Pero el patrimonio de La Orotava no termina ahí. Su casco histórico conserva todavía la trama urbana consolidada en el siglo XVII, un corredor de plazas y espacios abiertos que enlaza Franchy Alfaro con San Francisco, además de los diez antiguos molinos y tres conventos que, como sostiene el gestor técnico de Patrimonio, evidencian "la enorme importancia que tuvo la Villa dentro de Tenerife". Un conjunto que, además, convierte al municipio en un auténtico catálogo de la arquitectura insular, capaz de reunir "prácticamente todos los lenguajes arquitectónicos que han llegado a Canarias".
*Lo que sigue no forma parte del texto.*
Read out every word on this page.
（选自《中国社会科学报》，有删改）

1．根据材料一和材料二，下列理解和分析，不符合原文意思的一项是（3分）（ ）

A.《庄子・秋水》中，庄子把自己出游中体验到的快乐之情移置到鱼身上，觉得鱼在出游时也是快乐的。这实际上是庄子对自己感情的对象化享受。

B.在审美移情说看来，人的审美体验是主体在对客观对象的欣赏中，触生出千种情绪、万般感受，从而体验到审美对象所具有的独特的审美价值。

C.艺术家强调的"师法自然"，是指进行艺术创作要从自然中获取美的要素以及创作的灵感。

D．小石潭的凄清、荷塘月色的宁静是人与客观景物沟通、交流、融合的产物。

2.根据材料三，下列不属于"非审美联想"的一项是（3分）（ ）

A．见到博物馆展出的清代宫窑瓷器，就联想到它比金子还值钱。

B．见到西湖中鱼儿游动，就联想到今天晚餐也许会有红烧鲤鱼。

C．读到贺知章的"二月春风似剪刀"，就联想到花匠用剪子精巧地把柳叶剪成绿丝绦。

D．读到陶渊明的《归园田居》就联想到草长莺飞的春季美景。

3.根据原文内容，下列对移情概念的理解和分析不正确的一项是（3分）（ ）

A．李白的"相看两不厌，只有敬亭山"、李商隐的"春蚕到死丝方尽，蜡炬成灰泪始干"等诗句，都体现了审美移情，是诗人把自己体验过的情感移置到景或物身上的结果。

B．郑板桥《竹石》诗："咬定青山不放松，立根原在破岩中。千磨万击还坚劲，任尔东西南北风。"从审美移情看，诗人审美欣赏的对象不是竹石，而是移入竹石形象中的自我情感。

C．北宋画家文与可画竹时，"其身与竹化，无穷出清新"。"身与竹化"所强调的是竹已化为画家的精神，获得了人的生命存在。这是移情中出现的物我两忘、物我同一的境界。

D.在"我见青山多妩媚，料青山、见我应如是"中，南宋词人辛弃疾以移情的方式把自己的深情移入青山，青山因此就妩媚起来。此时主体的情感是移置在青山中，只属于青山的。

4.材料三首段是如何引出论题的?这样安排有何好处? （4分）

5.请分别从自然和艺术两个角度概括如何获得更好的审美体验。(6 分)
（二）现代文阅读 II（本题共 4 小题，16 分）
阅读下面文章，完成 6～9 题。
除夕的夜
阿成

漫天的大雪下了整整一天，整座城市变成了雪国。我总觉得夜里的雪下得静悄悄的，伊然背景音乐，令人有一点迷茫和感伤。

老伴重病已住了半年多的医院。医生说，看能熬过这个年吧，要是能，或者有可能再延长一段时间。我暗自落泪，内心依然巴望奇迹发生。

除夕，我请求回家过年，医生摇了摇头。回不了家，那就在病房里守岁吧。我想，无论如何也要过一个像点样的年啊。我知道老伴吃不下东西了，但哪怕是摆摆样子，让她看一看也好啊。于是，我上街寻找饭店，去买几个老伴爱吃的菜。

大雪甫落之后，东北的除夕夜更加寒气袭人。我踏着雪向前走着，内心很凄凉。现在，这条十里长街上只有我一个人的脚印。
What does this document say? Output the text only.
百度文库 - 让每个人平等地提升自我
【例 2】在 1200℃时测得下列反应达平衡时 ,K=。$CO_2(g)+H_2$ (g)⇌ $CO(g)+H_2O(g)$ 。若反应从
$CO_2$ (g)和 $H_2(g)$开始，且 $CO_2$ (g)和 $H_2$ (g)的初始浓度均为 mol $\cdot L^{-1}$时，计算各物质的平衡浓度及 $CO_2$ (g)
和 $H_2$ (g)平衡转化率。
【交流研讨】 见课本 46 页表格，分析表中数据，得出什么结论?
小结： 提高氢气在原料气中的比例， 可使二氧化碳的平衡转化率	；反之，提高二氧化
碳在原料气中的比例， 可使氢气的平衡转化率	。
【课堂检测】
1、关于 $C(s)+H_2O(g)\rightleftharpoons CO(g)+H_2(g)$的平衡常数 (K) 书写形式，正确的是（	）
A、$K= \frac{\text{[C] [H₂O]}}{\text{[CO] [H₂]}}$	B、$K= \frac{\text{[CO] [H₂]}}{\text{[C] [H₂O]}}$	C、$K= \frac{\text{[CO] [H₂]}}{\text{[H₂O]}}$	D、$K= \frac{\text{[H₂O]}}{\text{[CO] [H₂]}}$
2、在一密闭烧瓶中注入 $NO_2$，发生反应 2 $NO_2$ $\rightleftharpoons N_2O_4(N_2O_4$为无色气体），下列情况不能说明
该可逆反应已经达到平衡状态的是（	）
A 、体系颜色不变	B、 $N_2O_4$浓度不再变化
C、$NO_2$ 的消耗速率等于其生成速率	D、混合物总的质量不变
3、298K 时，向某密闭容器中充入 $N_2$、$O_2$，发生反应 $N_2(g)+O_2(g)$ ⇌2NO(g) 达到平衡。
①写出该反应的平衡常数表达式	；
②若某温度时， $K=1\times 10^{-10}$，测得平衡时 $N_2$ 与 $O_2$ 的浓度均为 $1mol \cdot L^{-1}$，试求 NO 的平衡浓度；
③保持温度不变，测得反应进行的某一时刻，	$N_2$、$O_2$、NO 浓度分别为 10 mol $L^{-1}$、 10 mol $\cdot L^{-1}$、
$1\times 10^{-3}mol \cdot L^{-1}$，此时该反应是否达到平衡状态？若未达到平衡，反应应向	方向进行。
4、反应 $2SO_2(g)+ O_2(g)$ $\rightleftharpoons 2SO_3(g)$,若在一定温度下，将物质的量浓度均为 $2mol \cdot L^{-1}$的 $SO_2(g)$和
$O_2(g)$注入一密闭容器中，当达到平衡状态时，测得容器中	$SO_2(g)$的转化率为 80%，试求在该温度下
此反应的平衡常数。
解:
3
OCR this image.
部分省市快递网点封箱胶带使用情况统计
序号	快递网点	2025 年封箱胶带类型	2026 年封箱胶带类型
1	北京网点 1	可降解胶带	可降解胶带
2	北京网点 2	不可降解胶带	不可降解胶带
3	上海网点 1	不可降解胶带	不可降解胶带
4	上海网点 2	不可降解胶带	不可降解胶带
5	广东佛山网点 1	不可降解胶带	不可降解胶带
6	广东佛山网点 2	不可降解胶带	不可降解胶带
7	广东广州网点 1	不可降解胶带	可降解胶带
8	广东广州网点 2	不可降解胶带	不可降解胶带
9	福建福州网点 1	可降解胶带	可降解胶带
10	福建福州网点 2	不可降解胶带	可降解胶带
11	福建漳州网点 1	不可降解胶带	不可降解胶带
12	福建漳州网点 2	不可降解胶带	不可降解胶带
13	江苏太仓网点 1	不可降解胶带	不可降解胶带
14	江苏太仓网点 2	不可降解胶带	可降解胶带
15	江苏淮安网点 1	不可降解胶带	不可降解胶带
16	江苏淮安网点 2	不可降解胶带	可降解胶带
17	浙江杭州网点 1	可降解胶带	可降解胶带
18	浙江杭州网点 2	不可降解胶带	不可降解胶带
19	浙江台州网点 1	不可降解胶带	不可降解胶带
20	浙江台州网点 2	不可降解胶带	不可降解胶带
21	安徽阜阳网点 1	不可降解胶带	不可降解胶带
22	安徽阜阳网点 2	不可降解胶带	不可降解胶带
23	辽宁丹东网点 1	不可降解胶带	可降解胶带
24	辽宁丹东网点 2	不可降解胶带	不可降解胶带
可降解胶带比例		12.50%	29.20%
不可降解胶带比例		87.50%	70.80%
Vistas hacia el drago de la Plaza de San Francisco

Vistas hacia el drago de la Plaza de San Francisco / Arturo Jiménez

Ese extraordinario nivel de conservación también responde a la propia evolución del norte de la isla. "A diferencia de otros núcleos urbanos, como el del Puerto de la Cruz, donde el turismo y el desarrollo urbanístico alteraron profundamente el patrimonio arquitectónico y hoy solo se conservan pequeños vestigios de lo que fue, en La Orotava, gracias a que la industria turística se desplazó precisamente hacia la costa, fue posible conservar en gran medida las edificaciones de mayor interés", concluye Hernández.

Quizá por eso recorrer La Orotava sea mucho más que pasear entre casas antiguas. Es aprender a mirar. A subir y bajar pendientes. A levantar la vista del suelo para admirar sus imponentes balcones o esos demonios burlones tallados en piedra. Pero también a bajarla de vez en cuando, para no pasar por alto los adoquines que pisamos o esos discretos guardaesquinas que durante siglos protegieron las fachadas del paso de los carros. Porque, más de cinco siglos después, no hace falta ninguna declaración patrimonial para comprender que el agua, la piedra y la madera siguen contando la historia de una villa que ha sabido conservar su memoria.